The Boar’s Head pub, incidentally, takes its name from the animal on the coat of arms of the Ingilby family, whose ancestor, Thomas Ingilby, saved King Edward III from a boar while hunting in 1357 and was knighted as a reward.
The Ingilby family have now lived at Ripley Castle for 710 years and the current baronet, Sir Thomas, represents its 28th generation.
Aside from the castle, the village has a 14th-century church, butcher, general store and ice cream shop, as well as tea rooms and gift shop within the castle precincts. There’s a village cricket team, regular car-boot sales during the summer (the last of 2019 was on Sunday), and outdoor events in the castle grounds.
As if all that weren’t enough, it’s just a few minutes’ drive into Harrogate and the Nidderdale countryside is right on the doorstep. No wonder The Times named Ripley in 2017 as one of the 20 Best Villages in Britain to live in.
If you want your own little piece of Yorkshire ‘Alsace’, one of the following three properties might be the one for you.
Broxholme occupies part of Ripley Castle’s original Dower House, and has recently been updated but still has many of its original features, including mullioned windows, ornate cornicing and cast-iron radiators.
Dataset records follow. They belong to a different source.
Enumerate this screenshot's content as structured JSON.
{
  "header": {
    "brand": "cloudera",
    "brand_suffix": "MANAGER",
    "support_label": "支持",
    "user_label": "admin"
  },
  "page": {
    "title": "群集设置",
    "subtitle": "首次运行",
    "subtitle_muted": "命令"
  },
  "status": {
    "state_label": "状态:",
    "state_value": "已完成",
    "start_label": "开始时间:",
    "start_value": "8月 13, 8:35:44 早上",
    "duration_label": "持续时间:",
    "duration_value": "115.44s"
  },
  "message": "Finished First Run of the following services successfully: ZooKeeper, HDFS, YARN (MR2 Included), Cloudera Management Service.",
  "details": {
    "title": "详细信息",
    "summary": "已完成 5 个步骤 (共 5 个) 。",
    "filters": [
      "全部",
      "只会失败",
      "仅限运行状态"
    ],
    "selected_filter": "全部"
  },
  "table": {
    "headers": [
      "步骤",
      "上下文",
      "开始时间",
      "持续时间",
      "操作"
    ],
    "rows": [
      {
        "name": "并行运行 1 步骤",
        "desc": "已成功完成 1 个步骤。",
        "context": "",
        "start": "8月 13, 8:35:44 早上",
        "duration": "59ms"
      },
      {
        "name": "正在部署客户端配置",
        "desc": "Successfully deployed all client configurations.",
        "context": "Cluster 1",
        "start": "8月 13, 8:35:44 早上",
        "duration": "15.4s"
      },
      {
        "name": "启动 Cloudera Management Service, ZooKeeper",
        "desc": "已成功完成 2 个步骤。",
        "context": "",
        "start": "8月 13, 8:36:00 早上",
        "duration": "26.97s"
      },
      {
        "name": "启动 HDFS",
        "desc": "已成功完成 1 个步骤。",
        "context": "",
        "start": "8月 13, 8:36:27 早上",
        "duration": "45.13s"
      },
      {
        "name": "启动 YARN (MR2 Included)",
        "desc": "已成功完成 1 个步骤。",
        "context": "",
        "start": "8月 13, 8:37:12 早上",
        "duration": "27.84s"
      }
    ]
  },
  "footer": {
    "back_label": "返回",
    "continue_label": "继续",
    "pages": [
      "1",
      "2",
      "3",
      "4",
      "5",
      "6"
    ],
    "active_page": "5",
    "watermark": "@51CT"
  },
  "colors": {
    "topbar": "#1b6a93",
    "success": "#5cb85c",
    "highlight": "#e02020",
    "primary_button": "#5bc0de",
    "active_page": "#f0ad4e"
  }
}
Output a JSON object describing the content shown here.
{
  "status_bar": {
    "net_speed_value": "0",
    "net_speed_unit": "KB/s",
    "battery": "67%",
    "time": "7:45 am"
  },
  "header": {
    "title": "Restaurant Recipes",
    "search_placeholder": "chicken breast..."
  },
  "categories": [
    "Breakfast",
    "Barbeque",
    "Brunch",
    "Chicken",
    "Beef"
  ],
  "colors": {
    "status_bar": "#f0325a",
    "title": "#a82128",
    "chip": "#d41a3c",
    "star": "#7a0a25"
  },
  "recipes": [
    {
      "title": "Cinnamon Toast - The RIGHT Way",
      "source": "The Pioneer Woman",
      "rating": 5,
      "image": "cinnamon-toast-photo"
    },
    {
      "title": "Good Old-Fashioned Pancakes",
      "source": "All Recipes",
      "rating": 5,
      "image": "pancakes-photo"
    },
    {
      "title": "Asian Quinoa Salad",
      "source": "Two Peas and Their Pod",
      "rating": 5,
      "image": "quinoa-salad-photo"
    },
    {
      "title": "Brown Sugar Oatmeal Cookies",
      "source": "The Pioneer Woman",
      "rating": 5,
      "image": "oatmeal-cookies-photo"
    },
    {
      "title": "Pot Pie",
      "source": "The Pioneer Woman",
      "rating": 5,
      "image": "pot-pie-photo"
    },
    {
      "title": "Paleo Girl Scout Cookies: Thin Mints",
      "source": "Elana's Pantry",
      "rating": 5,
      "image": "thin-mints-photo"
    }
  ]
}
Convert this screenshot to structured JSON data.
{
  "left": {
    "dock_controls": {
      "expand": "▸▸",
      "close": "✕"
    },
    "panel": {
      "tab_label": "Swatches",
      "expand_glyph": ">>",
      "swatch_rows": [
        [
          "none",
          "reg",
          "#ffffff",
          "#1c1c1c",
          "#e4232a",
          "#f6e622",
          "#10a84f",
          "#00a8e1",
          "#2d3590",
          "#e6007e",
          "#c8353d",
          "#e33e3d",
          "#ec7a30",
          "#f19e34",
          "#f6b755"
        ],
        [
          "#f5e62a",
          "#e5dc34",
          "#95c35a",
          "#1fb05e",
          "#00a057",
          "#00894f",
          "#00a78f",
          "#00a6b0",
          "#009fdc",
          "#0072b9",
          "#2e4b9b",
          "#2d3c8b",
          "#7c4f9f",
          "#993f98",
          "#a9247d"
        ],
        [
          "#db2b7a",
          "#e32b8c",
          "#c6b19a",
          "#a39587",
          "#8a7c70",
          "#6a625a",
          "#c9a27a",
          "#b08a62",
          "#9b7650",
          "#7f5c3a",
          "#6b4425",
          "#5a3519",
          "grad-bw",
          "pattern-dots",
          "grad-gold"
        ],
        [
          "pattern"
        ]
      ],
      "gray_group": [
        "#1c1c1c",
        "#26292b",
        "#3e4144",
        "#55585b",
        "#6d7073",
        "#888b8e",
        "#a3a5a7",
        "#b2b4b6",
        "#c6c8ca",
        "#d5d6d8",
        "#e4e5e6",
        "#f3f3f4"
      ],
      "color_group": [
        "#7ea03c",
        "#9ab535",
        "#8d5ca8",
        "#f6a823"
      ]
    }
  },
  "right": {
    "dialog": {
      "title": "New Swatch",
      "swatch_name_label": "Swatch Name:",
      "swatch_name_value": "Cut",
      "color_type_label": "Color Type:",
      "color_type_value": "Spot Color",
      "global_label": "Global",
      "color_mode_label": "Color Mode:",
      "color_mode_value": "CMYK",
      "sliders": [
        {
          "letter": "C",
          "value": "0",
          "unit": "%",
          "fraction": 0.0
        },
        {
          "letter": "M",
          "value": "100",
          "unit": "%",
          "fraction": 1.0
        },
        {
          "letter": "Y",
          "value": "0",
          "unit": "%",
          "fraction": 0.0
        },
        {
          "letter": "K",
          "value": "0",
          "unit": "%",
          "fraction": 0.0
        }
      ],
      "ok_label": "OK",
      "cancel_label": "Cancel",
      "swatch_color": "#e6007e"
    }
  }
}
There’s an entrance hall and study, and at the heart of the house is a magnificent double-height dining hall with minstrel’s gallery and lantern roof, which leads to the sitting room, rear hall, butler’s pantry and kitchen.
Upstairs there are five bedrooms and three bathrooms, and in the cellars are a laundry room, wine store, coal store and door to the rear courtyard.
Outside, it has a 3.2-acre paddock, as well as access to six acres of shared woodland, plus a detached double garage and summerhouse.
Wath House is a Grade II listed property in the heart of the village, and has four bedrooms, two bathrooms, three reception rooms, a utility room and a long, light-filled dining kitchen extension. To the rear there is a garden and single garage, and to the front are two parking spaces.
Finally, two Grade II listed estate cottages will be up for sale at auction at 3pm on Tuesday (October 1). They both have one bedroom, bathroom, kitchen and sitting room, and one of them has a utility room and garden shed. In both cases, planning and listed building consents have been approved to extend the ground floor.